Toiling in the rose garden is one of my greatest pleasures. It’s work to be certain, and the payoff is never a sure thing, but when the season arrives and the blooming begins that’s where you’ll find me – in the rose garden – taking in the scents and the colors, and literally taking in the roses to find a vase or two to set on the window sill. However, the season comes and goes so quickly I feel a little melancholy when it’s all over.
With my love of roses so dear, I was recently inspired by a book, Redoute’s Roses, to create my own rose garden indoors, with a Do-It-Yourself approach. This paper garden would marry my interior walls of choice with careful application of the book plates.
The powder room off the kitchen and mudroom was the lucky room of choice. Not only did it need a little cheering up, but it’s very small with only three half walls, manageable for a first-time paper hanger. The planning and preparation was the majority of the work. The paper hanging took only about six hours.
I hope these tips will make it a little easier for you if you choose to give it a go. This can be mastered with any type of print of course. I toyed with various prints – birds, nests, eggs, ferns, camellias – but settled on the roses. There are some wonderful options in the Botanical Collection Shop at the moment and more coming soon.
– Botanical Book Plates
– Retractable razor
– Wallpaper adhesive
– Carpenter’s tool
– Drop cloth
– Level or plumb line
– Step ladder
Measure the walls and the plates to see approximately how many will be needed. Add 10% for overage.
Prep the walls by wiping with a dry cloth.

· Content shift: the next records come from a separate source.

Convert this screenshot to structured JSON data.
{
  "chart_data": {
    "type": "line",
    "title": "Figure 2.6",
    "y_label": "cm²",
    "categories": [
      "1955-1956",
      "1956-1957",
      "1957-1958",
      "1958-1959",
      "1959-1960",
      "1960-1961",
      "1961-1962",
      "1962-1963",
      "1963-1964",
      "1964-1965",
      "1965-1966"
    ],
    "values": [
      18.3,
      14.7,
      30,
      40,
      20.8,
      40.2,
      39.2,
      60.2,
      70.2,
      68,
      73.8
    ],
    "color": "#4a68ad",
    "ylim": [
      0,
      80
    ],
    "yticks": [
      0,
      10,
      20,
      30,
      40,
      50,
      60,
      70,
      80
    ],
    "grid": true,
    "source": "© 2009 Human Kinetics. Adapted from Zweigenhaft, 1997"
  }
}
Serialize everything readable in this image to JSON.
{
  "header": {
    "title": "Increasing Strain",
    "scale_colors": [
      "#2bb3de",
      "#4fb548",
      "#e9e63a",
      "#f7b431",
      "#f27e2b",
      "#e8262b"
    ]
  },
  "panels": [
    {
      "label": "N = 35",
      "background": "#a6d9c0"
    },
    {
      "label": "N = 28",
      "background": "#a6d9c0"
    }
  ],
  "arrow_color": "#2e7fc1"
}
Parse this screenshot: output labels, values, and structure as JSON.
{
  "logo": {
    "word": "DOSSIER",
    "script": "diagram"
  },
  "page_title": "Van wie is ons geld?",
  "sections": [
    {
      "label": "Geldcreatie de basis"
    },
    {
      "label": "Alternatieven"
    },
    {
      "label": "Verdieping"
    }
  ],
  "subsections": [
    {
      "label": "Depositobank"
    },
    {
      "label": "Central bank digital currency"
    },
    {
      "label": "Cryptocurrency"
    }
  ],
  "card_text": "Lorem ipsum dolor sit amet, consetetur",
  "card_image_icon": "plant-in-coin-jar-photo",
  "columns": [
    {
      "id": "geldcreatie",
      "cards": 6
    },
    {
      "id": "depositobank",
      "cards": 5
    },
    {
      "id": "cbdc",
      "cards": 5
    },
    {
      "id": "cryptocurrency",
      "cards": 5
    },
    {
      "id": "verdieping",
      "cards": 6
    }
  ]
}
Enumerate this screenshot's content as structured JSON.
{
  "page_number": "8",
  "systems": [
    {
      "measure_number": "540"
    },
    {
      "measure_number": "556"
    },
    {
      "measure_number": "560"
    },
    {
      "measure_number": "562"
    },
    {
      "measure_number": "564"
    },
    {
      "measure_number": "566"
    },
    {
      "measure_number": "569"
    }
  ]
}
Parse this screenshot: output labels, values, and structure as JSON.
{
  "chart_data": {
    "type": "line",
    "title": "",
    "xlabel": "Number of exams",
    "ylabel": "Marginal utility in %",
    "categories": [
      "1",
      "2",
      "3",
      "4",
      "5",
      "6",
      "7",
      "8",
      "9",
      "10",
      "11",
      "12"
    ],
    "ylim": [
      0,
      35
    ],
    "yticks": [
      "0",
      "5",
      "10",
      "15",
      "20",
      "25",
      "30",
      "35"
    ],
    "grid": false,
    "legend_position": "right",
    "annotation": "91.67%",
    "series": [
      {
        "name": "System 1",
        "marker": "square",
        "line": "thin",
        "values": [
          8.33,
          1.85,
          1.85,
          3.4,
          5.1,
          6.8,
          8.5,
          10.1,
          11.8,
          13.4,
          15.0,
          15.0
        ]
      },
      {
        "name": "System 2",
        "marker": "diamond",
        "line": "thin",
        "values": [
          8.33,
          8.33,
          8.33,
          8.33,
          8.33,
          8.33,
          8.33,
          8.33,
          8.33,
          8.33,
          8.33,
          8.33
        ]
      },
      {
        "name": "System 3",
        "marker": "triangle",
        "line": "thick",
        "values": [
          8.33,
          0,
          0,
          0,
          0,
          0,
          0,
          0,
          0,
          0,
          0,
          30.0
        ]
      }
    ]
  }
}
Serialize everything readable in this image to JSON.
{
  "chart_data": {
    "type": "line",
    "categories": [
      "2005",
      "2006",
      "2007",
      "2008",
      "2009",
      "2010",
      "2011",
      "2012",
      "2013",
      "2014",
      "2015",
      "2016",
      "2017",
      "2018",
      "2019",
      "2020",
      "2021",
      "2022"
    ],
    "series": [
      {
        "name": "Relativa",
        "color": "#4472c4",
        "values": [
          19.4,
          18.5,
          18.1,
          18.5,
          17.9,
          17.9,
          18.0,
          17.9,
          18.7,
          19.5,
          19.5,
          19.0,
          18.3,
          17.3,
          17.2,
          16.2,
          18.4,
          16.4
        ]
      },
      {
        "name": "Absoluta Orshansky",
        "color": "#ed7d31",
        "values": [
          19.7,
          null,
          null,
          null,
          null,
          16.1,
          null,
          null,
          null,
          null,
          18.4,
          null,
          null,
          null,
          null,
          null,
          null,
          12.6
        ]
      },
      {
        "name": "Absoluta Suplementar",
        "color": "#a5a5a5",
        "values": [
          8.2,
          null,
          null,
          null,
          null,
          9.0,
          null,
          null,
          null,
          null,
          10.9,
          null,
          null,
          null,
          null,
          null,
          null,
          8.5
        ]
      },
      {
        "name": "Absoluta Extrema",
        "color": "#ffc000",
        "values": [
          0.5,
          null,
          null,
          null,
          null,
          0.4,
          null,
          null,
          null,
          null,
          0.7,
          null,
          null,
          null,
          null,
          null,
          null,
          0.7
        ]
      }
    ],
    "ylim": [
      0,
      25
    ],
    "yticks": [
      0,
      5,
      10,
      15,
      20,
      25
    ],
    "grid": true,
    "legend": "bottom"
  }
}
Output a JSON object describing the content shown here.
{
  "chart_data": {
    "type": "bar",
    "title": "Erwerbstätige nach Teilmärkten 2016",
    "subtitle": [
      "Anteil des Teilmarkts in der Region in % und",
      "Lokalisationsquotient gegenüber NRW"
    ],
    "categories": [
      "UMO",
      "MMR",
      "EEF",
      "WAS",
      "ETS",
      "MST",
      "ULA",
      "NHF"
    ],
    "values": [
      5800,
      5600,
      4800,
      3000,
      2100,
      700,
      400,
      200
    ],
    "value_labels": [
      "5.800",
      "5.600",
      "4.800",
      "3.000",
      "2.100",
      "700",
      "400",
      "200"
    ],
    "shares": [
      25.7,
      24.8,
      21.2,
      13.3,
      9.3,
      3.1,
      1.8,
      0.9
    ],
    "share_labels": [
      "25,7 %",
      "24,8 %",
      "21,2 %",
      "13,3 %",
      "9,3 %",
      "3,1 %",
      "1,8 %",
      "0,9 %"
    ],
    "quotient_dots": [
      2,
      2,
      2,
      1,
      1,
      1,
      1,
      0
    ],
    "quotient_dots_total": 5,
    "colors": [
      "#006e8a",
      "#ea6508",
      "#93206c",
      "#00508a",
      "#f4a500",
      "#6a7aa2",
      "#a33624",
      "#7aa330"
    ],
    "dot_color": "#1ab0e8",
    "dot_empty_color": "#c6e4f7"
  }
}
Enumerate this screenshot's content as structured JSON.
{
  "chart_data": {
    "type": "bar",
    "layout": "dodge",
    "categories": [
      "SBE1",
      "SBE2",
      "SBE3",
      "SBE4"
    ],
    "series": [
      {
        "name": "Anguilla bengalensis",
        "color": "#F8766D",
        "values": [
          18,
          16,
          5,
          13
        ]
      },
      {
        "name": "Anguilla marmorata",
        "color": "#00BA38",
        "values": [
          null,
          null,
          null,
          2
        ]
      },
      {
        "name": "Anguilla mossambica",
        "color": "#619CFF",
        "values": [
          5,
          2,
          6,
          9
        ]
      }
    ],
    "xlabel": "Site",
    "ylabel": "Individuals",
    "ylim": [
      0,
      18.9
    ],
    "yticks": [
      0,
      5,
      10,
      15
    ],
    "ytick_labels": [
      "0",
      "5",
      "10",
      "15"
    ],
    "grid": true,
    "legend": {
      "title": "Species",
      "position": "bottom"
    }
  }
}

Remove the plates from the book by using a straight razor. Slice down the spine inside the book, pull out the plates and set them aside.
(Optional) Set the pattern by lightly taping the plates on the wall. This takes some time, but will give an idea of where to start, as well as what the finished product will look like.
Choose a pattern: stacking, running bond, collage, to name a few. (I chose running bond, also known as the “subway” pattern with 1/2” seams all around.)
Start with a vertical row in the most prominent place, working from base to top.
Make cuts as you go, while paper is dry, otherwise it will snag and tear.
Set the plate face down on the tarp and brush the back with paste and then apply it to the wall carefully. The quicker you can get it onto the wall for support the better.
Use the sponge to smooth out any bubbles or wrinkles. This may take some finessing by peeling back the paper and manipulating it a bit to get it smooth and straight. Don’t fret over this too much though. It’s nearly impossible to get rid of the bubbles completely. As long as the large bubbles are pressed out, the paper will adhere to the wall and flatten as it dries. Nearly all of my plates had small bubbles while damp, but now they are dry there are none.
As for fixing mistakes after the paper dries – good luck! There was one plate that I tried to remove, but it was not coming down without a fight. Of course it was in a prominent place. Before putting too much energy into removing it, I just covered it with another plate and luckily it turned out fine.
Once the paper dries it can be cleaned gently with a dry cloth. Because of the raw nature of the book paper it cannot be cleaned with any solutions or water or liquids of any kind.
Keep in mind that imperfections are part of the charm. I’d love to see what you create and do hope you’ll share.